Bus service may never be profitable in all communities
The all-in cost to provincial taxpayers every year to run the northern bus operations, including shuttles, is around $2.25 million a year.
“That’s $2.25 million a year for effectively, between BC Bus North and the 19 services throughout serving more than 40 communities, Indigenous and non, is pretty affordable when you look at it in the grand scheme of things,” said McKay.
It’s especially true when some of those routes are flagged for safety, having been the sites of tragedies for Indigenous women, like Highway 16 between Prince Rupert and Prince George, known as the Highway of Tears.
NDIT doesn’t want to run the bus service forever, and McKay. The goal after 2027 is to hand over a transit system covering an area the size of France that is robust, interconnected and stable, he said.
“Do we foresee a future where you can be running all of these services financially sustainably without government support? Not all of them,” said McKay.

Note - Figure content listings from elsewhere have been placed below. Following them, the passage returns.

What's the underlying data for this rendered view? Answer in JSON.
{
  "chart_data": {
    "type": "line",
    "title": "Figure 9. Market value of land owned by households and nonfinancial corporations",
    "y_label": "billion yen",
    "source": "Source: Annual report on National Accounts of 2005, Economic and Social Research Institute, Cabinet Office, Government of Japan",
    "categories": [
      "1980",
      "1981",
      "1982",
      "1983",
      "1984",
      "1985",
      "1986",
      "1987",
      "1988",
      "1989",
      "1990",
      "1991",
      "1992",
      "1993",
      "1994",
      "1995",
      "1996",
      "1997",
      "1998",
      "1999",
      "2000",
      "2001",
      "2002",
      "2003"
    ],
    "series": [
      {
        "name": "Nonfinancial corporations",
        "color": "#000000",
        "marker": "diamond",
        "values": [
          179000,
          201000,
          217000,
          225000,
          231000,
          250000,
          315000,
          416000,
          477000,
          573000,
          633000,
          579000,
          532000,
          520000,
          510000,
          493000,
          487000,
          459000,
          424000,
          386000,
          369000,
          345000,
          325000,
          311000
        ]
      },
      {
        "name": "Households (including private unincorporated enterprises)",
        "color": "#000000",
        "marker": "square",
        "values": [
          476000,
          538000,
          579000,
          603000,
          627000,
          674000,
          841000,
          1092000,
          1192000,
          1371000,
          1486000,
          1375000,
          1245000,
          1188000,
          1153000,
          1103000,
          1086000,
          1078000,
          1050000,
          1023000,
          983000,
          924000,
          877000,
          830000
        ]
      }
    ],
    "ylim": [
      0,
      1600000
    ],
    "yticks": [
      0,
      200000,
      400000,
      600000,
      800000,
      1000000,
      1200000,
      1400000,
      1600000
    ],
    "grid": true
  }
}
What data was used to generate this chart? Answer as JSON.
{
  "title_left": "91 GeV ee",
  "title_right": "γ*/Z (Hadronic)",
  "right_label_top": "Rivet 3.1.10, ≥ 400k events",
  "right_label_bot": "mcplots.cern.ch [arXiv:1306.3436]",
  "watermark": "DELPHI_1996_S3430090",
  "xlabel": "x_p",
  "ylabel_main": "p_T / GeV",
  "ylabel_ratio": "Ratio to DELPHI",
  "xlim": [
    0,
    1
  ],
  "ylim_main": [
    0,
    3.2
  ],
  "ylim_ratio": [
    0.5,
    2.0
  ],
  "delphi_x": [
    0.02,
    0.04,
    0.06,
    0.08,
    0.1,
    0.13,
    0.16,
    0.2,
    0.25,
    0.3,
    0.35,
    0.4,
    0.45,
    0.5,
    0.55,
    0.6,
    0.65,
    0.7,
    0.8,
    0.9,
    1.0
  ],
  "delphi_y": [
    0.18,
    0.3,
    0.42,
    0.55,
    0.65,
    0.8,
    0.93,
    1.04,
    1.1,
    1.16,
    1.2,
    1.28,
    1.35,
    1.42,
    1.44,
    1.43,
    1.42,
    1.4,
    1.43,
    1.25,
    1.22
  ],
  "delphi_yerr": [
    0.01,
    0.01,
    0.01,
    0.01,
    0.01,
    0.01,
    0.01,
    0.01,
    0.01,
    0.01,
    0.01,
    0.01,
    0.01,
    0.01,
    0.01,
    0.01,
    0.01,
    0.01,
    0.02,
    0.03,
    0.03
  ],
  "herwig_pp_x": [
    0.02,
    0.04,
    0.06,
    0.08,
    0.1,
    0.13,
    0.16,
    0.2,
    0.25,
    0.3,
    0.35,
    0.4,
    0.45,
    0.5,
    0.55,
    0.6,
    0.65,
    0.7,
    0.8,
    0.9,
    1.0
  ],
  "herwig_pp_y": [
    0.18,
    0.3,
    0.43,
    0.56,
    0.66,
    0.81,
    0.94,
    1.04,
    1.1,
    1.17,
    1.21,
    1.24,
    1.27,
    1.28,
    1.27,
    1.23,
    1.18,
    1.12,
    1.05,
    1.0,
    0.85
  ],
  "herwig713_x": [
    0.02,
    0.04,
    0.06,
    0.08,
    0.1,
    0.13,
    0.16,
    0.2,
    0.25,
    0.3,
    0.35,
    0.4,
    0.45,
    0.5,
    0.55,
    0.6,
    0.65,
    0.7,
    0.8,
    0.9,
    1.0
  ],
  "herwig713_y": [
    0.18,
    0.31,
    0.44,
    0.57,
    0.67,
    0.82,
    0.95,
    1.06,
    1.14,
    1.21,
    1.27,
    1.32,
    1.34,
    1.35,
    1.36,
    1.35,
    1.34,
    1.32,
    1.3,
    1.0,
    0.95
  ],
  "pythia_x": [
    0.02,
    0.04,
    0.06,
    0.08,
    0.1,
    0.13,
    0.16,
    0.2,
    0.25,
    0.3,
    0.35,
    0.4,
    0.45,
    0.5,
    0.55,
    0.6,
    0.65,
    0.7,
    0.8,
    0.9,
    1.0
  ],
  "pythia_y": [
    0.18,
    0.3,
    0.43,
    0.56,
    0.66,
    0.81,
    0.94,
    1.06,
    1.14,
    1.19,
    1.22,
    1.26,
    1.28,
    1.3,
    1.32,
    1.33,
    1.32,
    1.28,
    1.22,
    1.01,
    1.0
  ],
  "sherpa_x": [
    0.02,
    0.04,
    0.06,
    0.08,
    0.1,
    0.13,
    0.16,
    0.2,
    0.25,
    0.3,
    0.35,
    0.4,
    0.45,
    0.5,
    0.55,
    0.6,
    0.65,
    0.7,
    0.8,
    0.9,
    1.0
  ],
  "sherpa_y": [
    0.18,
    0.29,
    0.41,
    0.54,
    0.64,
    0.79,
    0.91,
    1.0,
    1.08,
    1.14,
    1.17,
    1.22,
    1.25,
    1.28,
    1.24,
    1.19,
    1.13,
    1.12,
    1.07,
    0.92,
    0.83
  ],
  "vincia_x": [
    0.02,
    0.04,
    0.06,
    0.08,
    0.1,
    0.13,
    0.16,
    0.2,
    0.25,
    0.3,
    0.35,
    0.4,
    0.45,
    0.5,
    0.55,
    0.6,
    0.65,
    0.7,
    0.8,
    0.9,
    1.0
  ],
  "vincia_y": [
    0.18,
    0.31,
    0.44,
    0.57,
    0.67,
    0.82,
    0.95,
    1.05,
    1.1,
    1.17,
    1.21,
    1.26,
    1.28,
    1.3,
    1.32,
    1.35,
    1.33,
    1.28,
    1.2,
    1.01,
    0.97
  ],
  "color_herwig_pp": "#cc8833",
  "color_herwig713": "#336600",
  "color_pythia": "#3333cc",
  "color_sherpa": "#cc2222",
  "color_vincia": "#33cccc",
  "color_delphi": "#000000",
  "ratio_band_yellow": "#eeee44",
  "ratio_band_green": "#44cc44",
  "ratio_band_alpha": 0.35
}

“Some of the routes will be profitable. Some just are not. The question becomes how valuable is it to have a service that provides a safe, reliable ability for the travelling public to get around northern BC? That ultimately is a question for ministry leadership to determine.”
‘It’s not perfection, but it’s a lot of progress’
Will the province continue to fund at least $2.25 million annually indefinitely, in whatever operational form northern transit takes next?
“I think that’s quite likely,” said Fleming. “We’re more than willing to venture with the subsidies we provide now.”
If everything goes well, there could even be a future in which the online booking portal for the north integrates intracity bus service by BC Transit, as well as sailings operated by BC Ferries, said McKay. That would give the north an all-in-one platform found nowhere else in the province, even in the Lower Mainland.
“It’s not perfection, but it’s a lot of progress,” said McKay. “And I think we are moving down the road to something cool here.
“From what i can gather, northern BC might actually be in somewhat of a leadership position nationally now.”
Out of the ashes of Greyhound in rural B.C. rises something better. It just took a long time, and a lot of money, to get there.